The point I believe the author was trying to make here is that life is a cumulative experience. It is lived through the lens of hard lessons and stubborn preconceptions, then reflected on in the context of an ever-changing personal narrative, as fluid and changing as the demands of the present moment.
For contrast, first let us consider just what “raw” life would be. For one, there could be no a priori assumptions about the moment lived, no existing definitions or beliefs or memories to flavor one's direct, unbiased experience. Further, one couldn't be restricted to a single perspective, either physically or, as stated above, philosophically; life, if it could be said to be experienced at all in this context, should have to provide a complete knowledge of everything at once, while refusing to acknowledge the subject as a subject, or else return to an interpretive bias. Finally, if this were not unlikely enough, one's acquired knowledge should have to be entirely True, free from any obligation to future revision or reflection which might color their memory with the light of later discoveries.
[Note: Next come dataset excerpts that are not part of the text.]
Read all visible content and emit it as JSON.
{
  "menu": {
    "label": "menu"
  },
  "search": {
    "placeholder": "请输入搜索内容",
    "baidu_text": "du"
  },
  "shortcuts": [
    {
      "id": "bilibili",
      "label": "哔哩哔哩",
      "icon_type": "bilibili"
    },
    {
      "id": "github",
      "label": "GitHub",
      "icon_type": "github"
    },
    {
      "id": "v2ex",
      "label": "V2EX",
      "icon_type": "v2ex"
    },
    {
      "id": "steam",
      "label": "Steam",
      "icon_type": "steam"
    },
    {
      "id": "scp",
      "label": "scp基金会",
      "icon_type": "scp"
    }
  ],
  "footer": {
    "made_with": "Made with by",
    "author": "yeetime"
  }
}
It is only a slight failure of intellectual rigor to take as given that the above-described state of being is absurdly unlikely; no life as we understand it could maintain a perfect knowledge of all things while remaining completely free of self-consciousness. And yet such an assumption, in daily life, is all that keeps us sane. We need to believe we know everything, or at least everything pertinent, to act; need to think we see the world before us just as it is to function in it. The irony here is that, as Nussbaum points out, the activities we carry out in the world are precisely why we miss so much of it; lost as subjects in our own dramas, we see only one tiny slice of reality, and that only as we wish to see it. The remedy she advocates is the inflated reality of fiction. A story, analogous in every way to our own, but seen as we like to imagine we see our own lives: with the full depth and breadth of a god-like outsider looking in, blessed with a boundless opportunity for unbiased reflection and free of any personal investment in the situations being described (though even this medium may begin to fail us when we sympathize with one character over another).